In a Toronto Star story March 17 about Ontario’s $3.5-million tourism ad campaign in major American consumer magazines, Middleton saluted the “bold” strategy of spending big to sell tourism. “I think it’s great positioning for Toronto in terms of making it a sophisticated city. But the question I have is, why would I try to out-sophisticate New York or Chicago or Washington?” The marketing effort also doesn’t offer enough detail about specific events to lure tourists right away, he said. “I want [people] back in seats now, I want them this summer, I want them as soon as the snow clears…and I miss any sense of urgency in this piece.”


‘Osama’s Navy’ moves people and weapons


They may only be a fleet of rusty freighters, but the ships, dubbed “Osama’s Navy” by defence analysts, send chills down the corridors of intelligence agencies in western nations, began a CanWest News Service story printed March 17 in the Calgary Herald, Edmonton Journal and Montreal Gazette about the 15 freighters believed to be under the control of al-Qaeda and sailing somewhere in the Indian and Pacific oceans. The fear is the vessels, thought to be used to transport weapons and equipment for the terrorist organization, could be turned into floating suicide bombs. Defence analysts such as Martin Shadwick, research associate in the York Centre for International & Security Studies, say, for the time being, it is likely that al-Qaeda would use its ships to move people and weapons.

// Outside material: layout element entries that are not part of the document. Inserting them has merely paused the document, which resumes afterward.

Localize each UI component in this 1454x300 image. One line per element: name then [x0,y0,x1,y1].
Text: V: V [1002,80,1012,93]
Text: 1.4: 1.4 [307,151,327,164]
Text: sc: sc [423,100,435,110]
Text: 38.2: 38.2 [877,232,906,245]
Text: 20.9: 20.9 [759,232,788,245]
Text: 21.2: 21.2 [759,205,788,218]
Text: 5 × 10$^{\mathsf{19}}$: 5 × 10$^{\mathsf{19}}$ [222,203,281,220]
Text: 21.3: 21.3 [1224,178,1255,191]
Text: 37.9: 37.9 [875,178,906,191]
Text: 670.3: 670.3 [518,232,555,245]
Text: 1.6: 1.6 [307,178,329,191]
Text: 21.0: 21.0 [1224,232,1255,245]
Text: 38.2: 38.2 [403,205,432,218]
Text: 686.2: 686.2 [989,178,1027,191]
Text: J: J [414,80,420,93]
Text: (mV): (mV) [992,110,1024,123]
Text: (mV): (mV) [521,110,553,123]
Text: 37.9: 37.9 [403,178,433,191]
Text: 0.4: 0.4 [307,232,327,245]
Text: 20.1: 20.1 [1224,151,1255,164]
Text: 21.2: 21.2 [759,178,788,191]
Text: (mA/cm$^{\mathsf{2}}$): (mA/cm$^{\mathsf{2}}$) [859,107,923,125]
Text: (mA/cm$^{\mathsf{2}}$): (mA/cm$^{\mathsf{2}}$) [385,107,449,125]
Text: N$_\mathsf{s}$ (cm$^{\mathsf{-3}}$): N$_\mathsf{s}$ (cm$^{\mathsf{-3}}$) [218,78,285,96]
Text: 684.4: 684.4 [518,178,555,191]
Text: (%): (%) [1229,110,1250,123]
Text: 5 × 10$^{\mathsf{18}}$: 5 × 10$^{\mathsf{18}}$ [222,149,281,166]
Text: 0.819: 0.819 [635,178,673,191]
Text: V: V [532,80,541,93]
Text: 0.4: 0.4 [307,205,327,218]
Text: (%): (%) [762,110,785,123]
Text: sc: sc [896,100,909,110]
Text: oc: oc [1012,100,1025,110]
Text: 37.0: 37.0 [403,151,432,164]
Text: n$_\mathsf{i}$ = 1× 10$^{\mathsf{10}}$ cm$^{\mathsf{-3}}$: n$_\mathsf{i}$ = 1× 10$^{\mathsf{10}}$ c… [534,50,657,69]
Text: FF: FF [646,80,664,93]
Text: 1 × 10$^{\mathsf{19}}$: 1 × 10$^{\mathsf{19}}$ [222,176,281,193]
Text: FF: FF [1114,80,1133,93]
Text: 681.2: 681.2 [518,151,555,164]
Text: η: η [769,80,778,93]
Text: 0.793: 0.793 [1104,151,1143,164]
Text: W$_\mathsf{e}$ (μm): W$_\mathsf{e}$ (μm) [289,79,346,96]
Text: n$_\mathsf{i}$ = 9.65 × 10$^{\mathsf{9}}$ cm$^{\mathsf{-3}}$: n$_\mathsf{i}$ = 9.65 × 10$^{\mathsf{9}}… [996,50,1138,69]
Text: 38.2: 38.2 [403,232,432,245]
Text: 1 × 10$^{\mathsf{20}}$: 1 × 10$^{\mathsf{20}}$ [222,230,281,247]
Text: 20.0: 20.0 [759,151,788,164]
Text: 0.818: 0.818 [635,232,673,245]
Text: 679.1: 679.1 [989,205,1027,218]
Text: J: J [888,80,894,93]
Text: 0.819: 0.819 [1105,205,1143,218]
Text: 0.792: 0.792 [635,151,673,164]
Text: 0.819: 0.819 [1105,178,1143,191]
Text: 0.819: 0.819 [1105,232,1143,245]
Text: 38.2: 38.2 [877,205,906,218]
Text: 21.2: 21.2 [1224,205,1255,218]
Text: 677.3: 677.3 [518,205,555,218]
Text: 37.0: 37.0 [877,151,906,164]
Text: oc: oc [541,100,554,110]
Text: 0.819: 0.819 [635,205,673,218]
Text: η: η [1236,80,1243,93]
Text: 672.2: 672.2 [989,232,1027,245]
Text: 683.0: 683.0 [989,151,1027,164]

Joint program gives nurses a chance to upgrade


Under a new joint agreement, York University and Georgian College will offer a post-RN degree program for registered nurses, at Georgian’s Orillia campus, reported the Toronto Sun March 17. The program will also be offered at Georgian’s Owen Sound campus. The agreement builds on the extremely successful partnership between Georgian College, Seneca College and York University in offering a collaborative BScN program, said the Sun. Classes for the collaborative post-RN program will begin in September 2004. The joint program means that qualified graduates of diploma nursing programs such as those previously offered by Georgian College, will have the opportunity to earn the bachelor of science in nursing degree that integrates theory, knowledge and practice in diverse settings. “This program specifically provides a convenient method for working nurses in our region to earn a degree without having to leave the area,” said Georgian College vice-president academic, Cheryl Simpson. “They can also be confident in the quality of teaching and learning, based on our existing partnerships with York University.”


Reliving the terror of the 1930s


This war against terrorism is only about one thing – will. The will of terrorists to kill indiscriminately versus the will of democratic nations to resist, wrote Michael W. Rutherford, a student at York University’s Osgoode Hall Law School and Schulich School of Business, in a National Post opinion piece March 17. There is no middle ground between the two sides, no co-existence is possible, Rutherford wrote. Winston Churchill realized this when he remarked that an appeaser “feeds the crocodile in the hopes that it will eat him last. Churchill knew what he was talking about. He watched Nazi Germany devour the Rhineland, Austria, Czechoslovakia and Poland before the democratic world decided that feeding the crocodile wasn’t such a good idea. “I actually feel that I am living the 1930s. Watching history repeat itself in slow motion is a terrifying experience,” said Rutherford.


On air



  • Political science Professor Robert MacDermid, of York’s Faculty of Arts, was the guest on CBC Radio’s “Ontario Today,” March 16. The phone-in question was, “How should political candidates be chosen?”
  • Paul Delaney, a senior lecturer in astronomy in York’s Faculty of Pure & Applied Science, discussed the discovery of Sedna, a new planet in the solar system, on CBC Radio’s “The Current” March 16. A news item in which he commented about the planet’s discovery was aired the same day on television news programs on CFRN-TV in Edmonton, CKY-TV in Winnipeg, CFCF-TV in Montreal and ASN-TV in the Maritimes.